The appellant, a life insurance company, appointed the respondent as its agent to solicit insurance on its behalf. The contract between the parties was in writing, and provides that the respondent should receive for his services a certain per centum on all original cash premiums for the first year of insurance, and a certain per centum on second *142year premiums which should be collected during the time the respondent continued as agent of the appellant. The parties by mutual consent terminated their relations on January 1, 1905, the respondent entering into the services of another company and severing in toto his connection with the appellant company. During the year 1905, the appellant collected second year premiums on policies secured by the respondent, the commissions on which, at the rate specified in the contract, amounted to the sum of $402. IT. This action was brought by the respondent against the appellant to recover that sum. The court below awarded him judgment, and the insurance company appeals.

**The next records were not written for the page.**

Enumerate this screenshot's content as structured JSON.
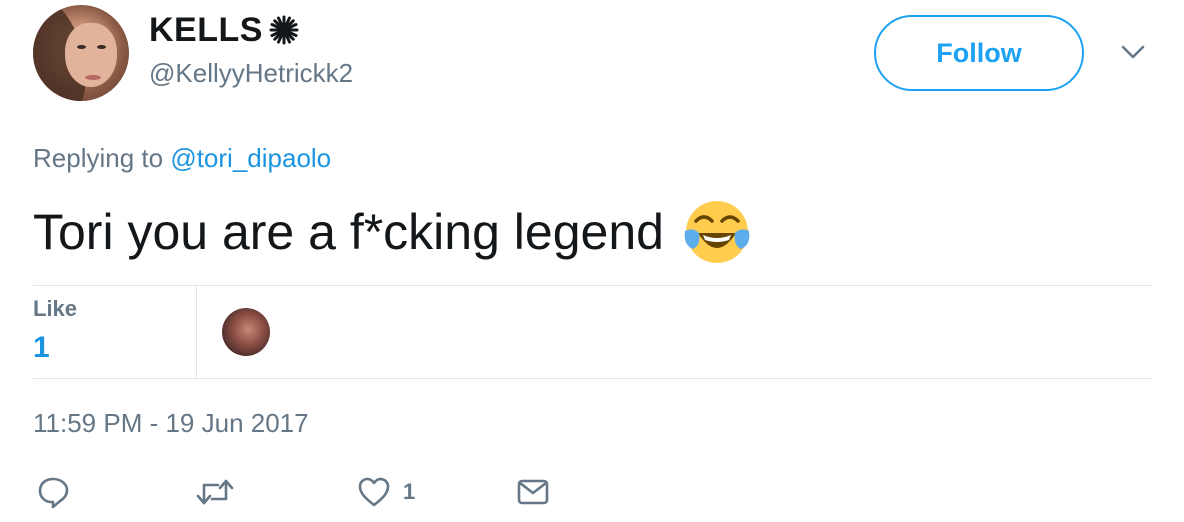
{
  "user": {
    "display_name": "KELLS",
    "handle": "@KellyyHetrickk2"
  },
  "follow_button": {
    "label": "Follow"
  },
  "reply": {
    "prefix": "Replying to",
    "mention": "@tori_dipaolo"
  },
  "tweet": {
    "text": "Tori you are a f*cking legend",
    "emoji": "face-with-tears-of-joy"
  },
  "stats": {
    "like_label": "Like",
    "like_count": "1"
  },
  "timestamp": "11:59 PM - 19 Jun 2017",
  "actions": {
    "like_count": "1",
    "icons": [
      "reply-icon",
      "retweet-icon",
      "heart-icon",
      "message-icon"
    ]
  },
  "colors": {
    "accent": "#1da1f2",
    "link": "#1b95e0",
    "muted": "#657786",
    "divider": "#e1e8ed"
  }
}
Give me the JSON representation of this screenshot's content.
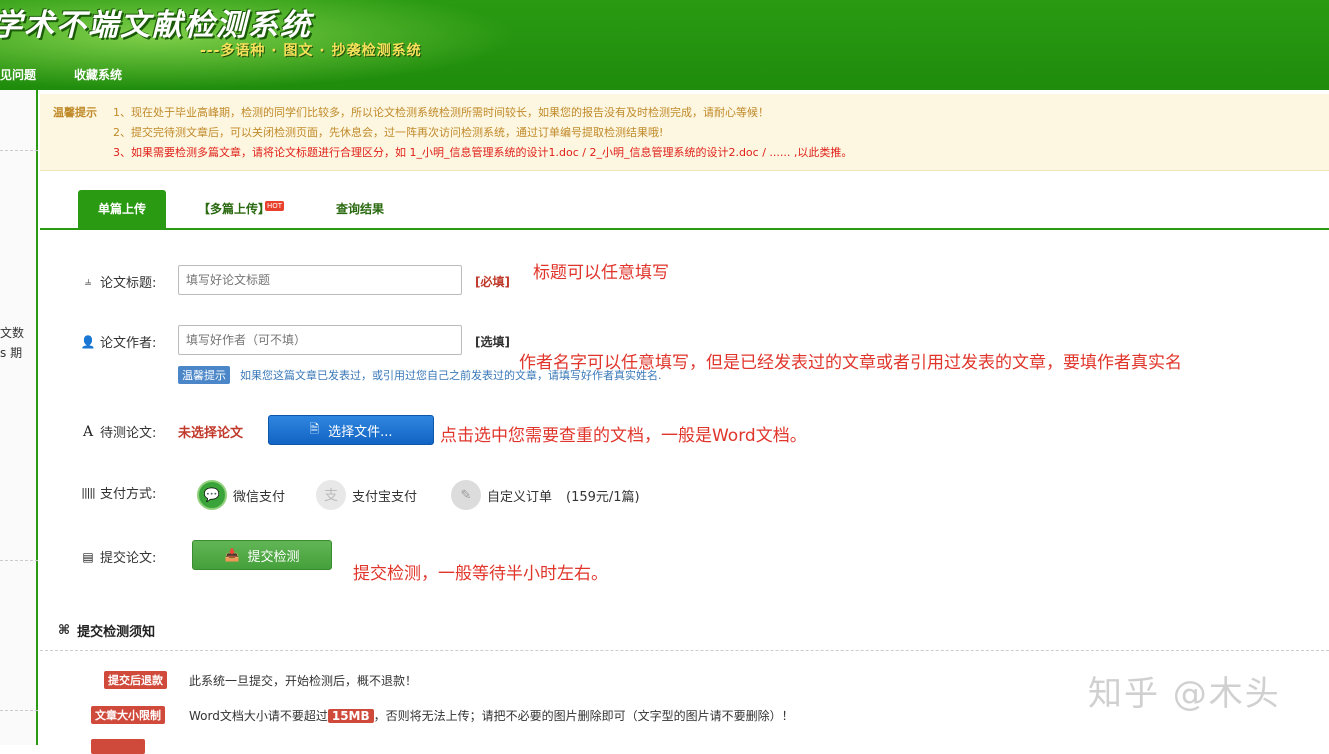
{
  "header": {
    "title": "学术不端文献检测系统",
    "subtitle": "---多语种 · 图文 · 抄袭检测系统",
    "nav": [
      "见问题",
      "收藏系统"
    ]
  },
  "left_rail": {
    "snippets": [
      "文数",
      "s 期"
    ]
  },
  "notice": {
    "label": "温馨提示",
    "lines": [
      "1、现在处于毕业高峰期，检测的同学们比较多，所以论文检测系统检测所需时间较长，如果您的报告没有及时检测完成，请耐心等候！",
      "2、提交完待测文章后，可以关闭检测页面，先休息会，过一阵再次访问检测系统，通过订单编号提取检测结果哦!",
      "3、如果需要检测多篇文章，请将论文标题进行合理区分，如 1_小明_信息管理系统的设计1.doc / 2_小明_信息管理系统的设计2.doc / ...... ,以此类推。"
    ]
  },
  "tabs": {
    "single": "单篇上传",
    "multi": "【多篇上传】",
    "hot": "HOT",
    "query": "查询结果"
  },
  "form": {
    "title_label": "论文标题:",
    "title_placeholder": "填写好论文标题",
    "title_required": "[必填]",
    "author_label": "论文作者:",
    "author_placeholder": "填写好作者（可不填）",
    "author_optional": "[选填]",
    "tip_badge": "温馨提示",
    "tip_text": "如果您这篇文章已发表过，或引用过您自己之前发表过的文章，请填写好作者真实姓名.",
    "file_label": "待测论文:",
    "file_status": "未选择论文",
    "file_button": "选择文件...",
    "pay_label": "支付方式:",
    "pay_options": [
      "微信支付",
      "支付宝支付",
      "自定义订单"
    ],
    "price": "(159元/1篇)",
    "submit_label": "提交论文:",
    "submit_button": "提交检测"
  },
  "annotations": {
    "title_note": "标题可以任意填写",
    "author_note": "作者名字可以任意填写，但是已经发表过的文章或者引用过发表的文章，要填作者真实名",
    "file_note": "点击选中您需要查重的文档，一般是Word文档。",
    "submit_note": "提交检测，一般等待半小时左右。"
  },
  "rules": {
    "section_title": "提交检测须知",
    "items": [
      {
        "badge": "提交后退款",
        "text": "此系统一旦提交，开始检测后，概不退款！"
      },
      {
        "badge": "文章大小限制",
        "text_pre": "Word文档大小请不要超过",
        "size": "15MB",
        "text_post": "，否则将无法上传；请把不必要的图片删除即可（文字型的图片请不要删除）！"
      }
    ]
  },
  "watermark": "知乎 @木头",
  "colors": {
    "brand_green": "#2a9a12",
    "warning_red": "#e0201a",
    "annotation_red": "#e0352b",
    "file_blue": "#1a6fd0"
  }
}
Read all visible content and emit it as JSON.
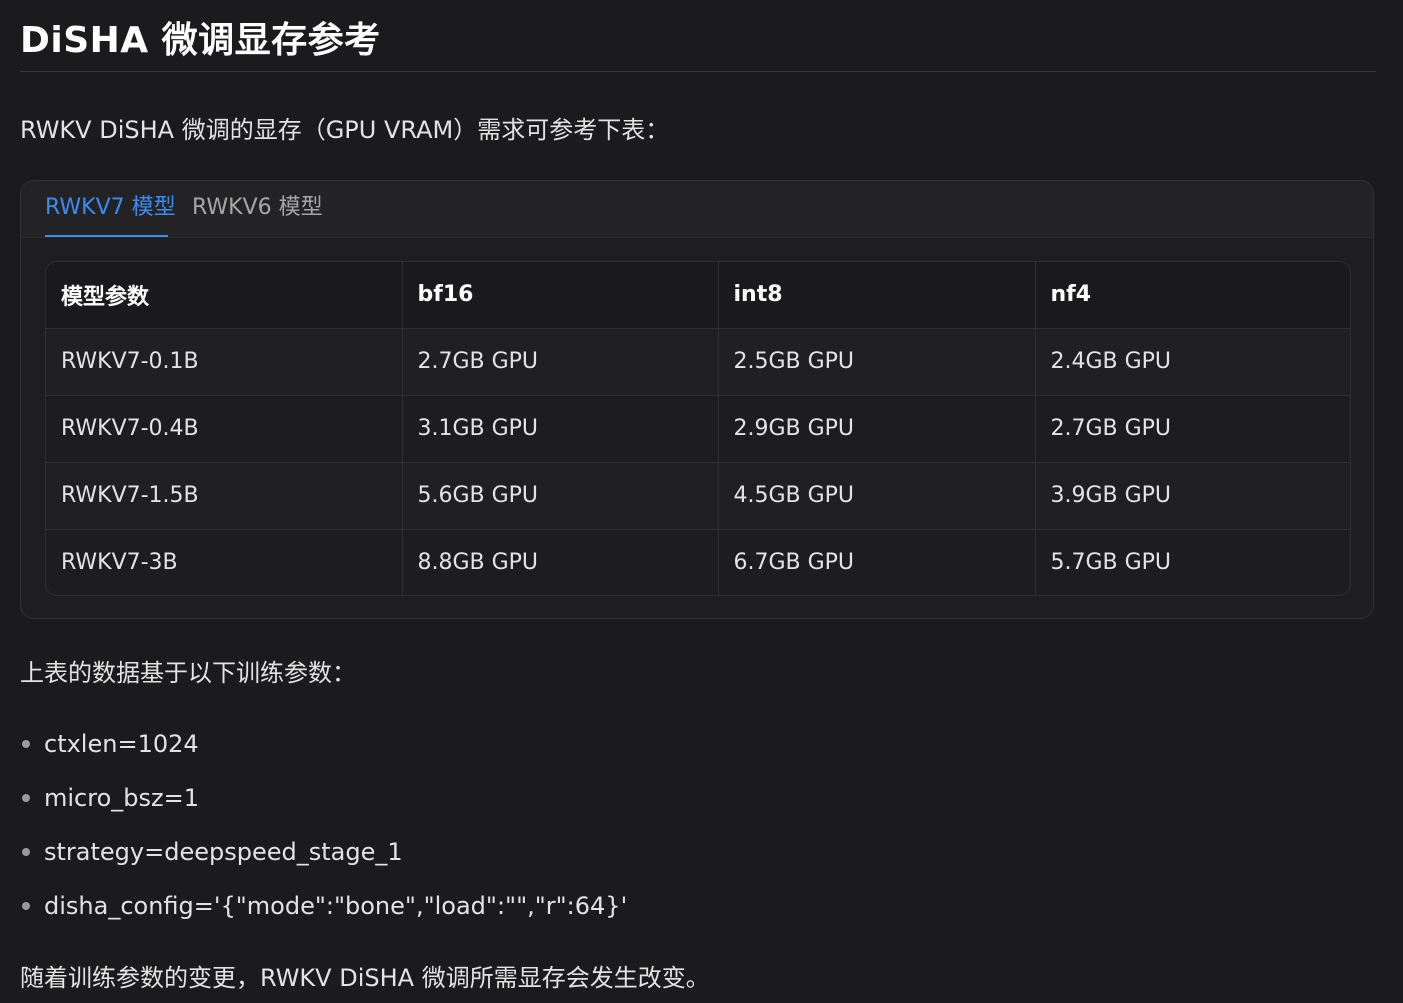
{
  "title": "DiSHA 微调显存参考",
  "intro": "RWKV DiSHA 微调的显存（GPU VRAM）需求可参考下表：",
  "tabs": [
    {
      "label": "RWKV7 模型",
      "active": true
    },
    {
      "label": "RWKV6 模型",
      "active": false
    }
  ],
  "table": {
    "headers": [
      "模型参数",
      "bf16",
      "int8",
      "nf4"
    ],
    "rows": [
      [
        "RWKV7-0.1B",
        "2.7GB GPU",
        "2.5GB GPU",
        "2.4GB GPU"
      ],
      [
        "RWKV7-0.4B",
        "3.1GB GPU",
        "2.9GB GPU",
        "2.7GB GPU"
      ],
      [
        "RWKV7-1.5B",
        "5.6GB GPU",
        "4.5GB GPU",
        "3.9GB GPU"
      ],
      [
        "RWKV7-3B",
        "8.8GB GPU",
        "6.7GB GPU",
        "5.7GB GPU"
      ]
    ]
  },
  "basis_text": "上表的数据基于以下训练参数：",
  "params": [
    "ctxlen=1024",
    "micro_bsz=1",
    "strategy=deepspeed_stage_1",
    "disha_config='{\"mode\":\"bone\",\"load\":\"\",\"r\":64}'"
  ],
  "outro": "随着训练参数的变更，RWKV DiSHA 微调所需显存会发生改变。",
  "colors": {
    "background": "#1b1b1d",
    "accent": "#3a8cf0",
    "text": "#e3e3e3"
  }
}
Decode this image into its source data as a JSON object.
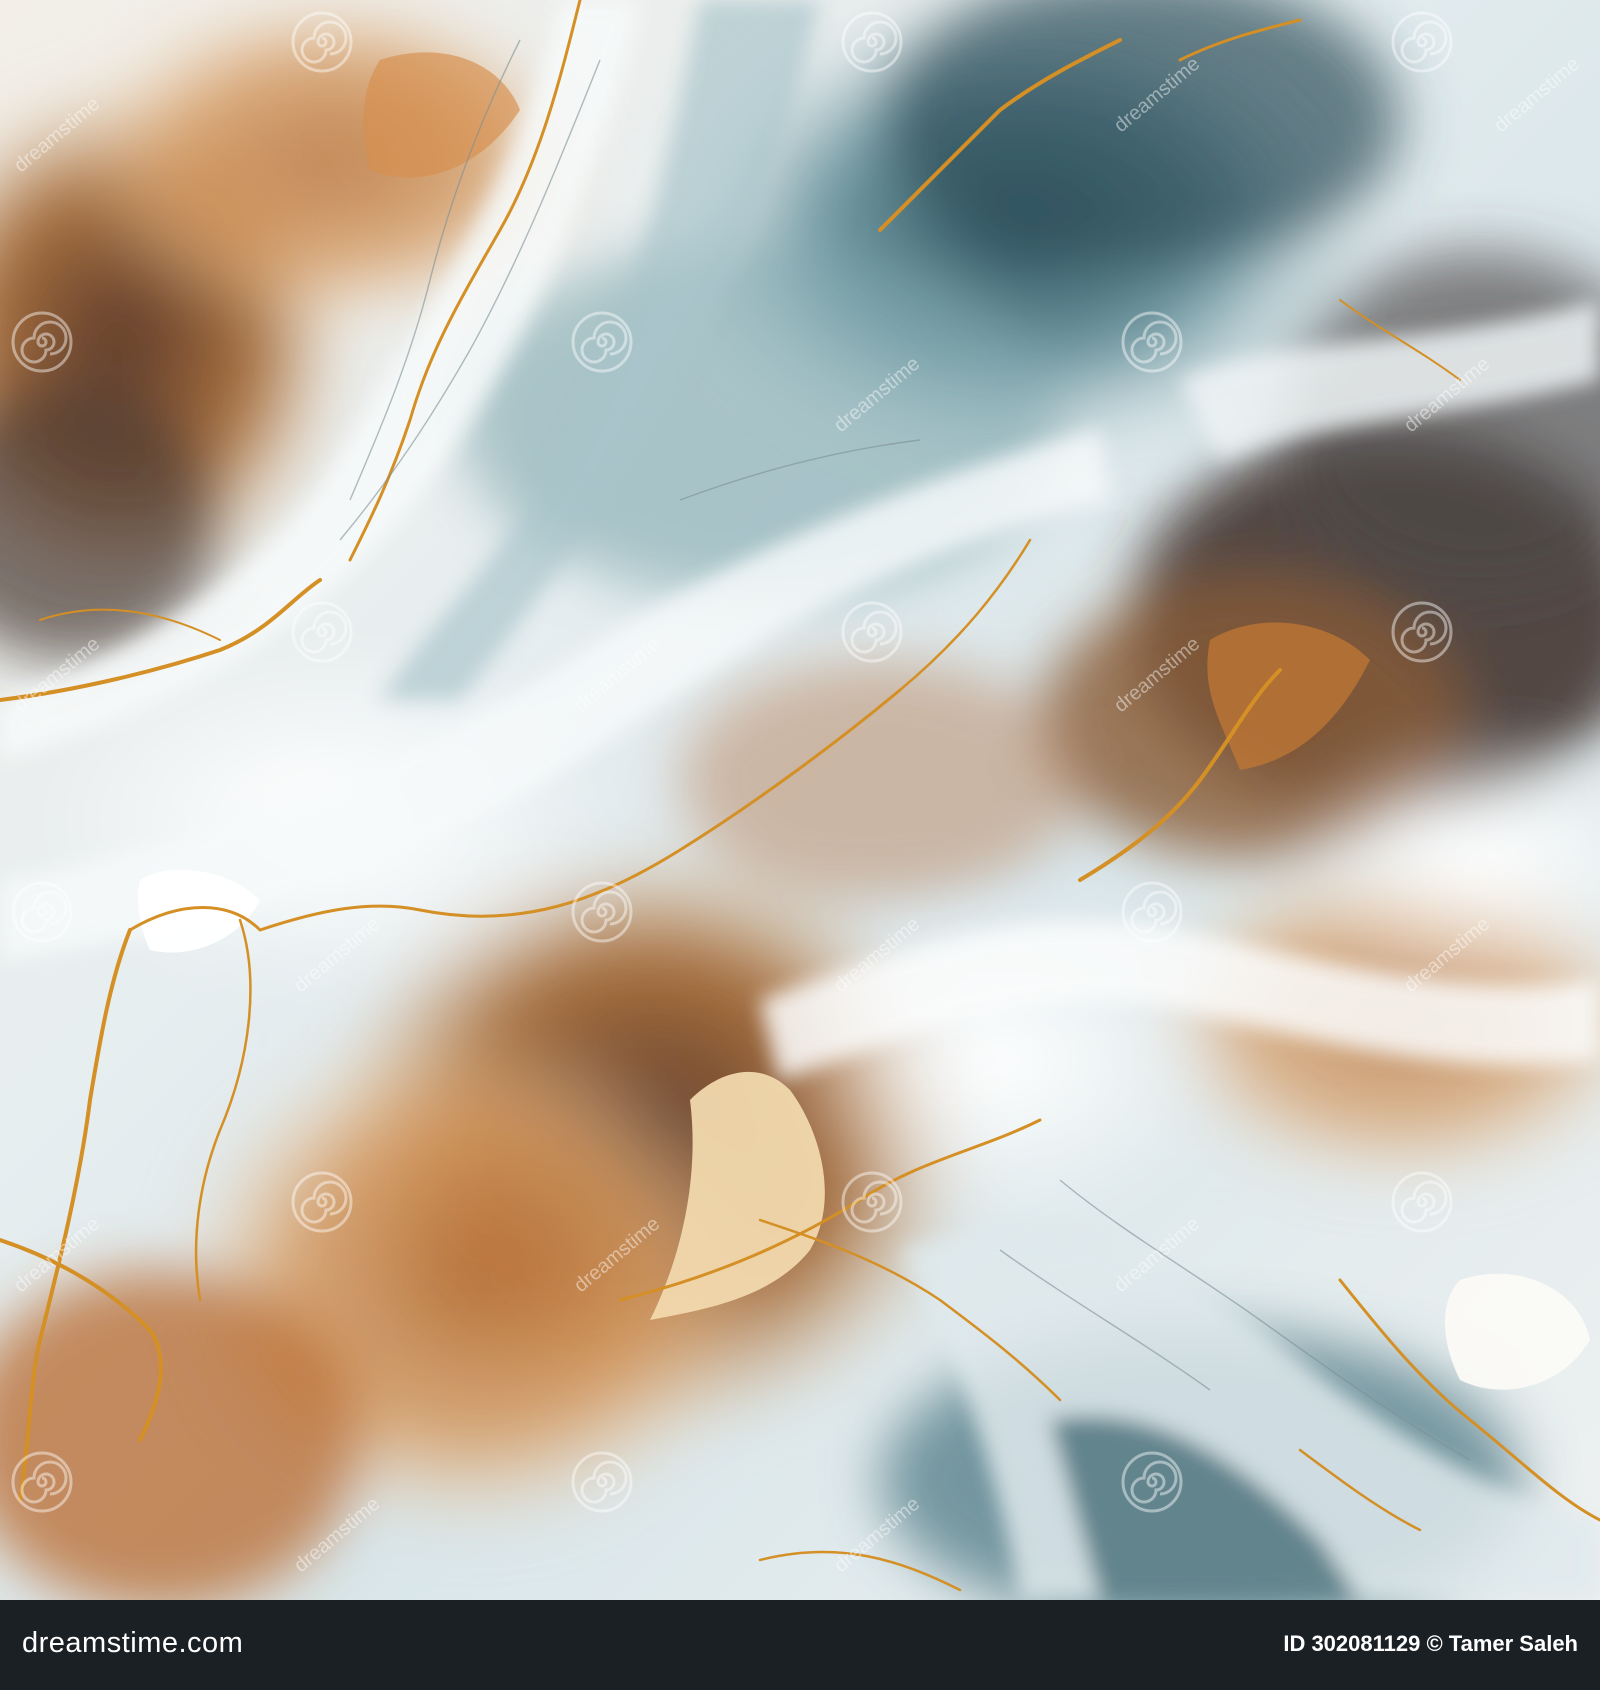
{
  "image": {
    "subject": "abstract marble texture",
    "palette": {
      "white": "#f2f5f4",
      "teal": "#4f7a84",
      "deep_teal": "#244750",
      "copper": "#c8813c",
      "gold_vein": "#d9962b",
      "brown": "#6b4631",
      "cream": "#f0dcb8"
    }
  },
  "watermark": {
    "icon": "dreamstime-swirl-icon",
    "text": "dreamstime"
  },
  "footer": {
    "brand": "dreamstime.com",
    "credit": "ID 302081129 © Tamer Saleh"
  }
}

The record does not disclose the ground upon which the trial court rested its judgment, but possibly it was thought the commissions were earned, and that the right to them would not terminate on the termination of the relations of the parties created by the contract. What would be the rights of the parties under the circumstances were the contract silent on the question might be debatable, but the contract is not silent. It plainly provides that the respondent shall recover commissions only on second year premiums which are collected during his continuance as agent of the appellant, not those that might be collected after his agency ceased. The parties had a right to make their own contract with reference to the compensation to be paid by the one to the other, and their contract must be upheld by the courts in the absence of a showing that by mutual mistake or fraud the writing does not express the actual agreement made by the parties. There was no such showing here.

The judgment is reversed and remanded with instructions to enter a judgment for the defendant.

Mount, C. J., Hadley, Dunbar, Root, and Crow, JJ., concur.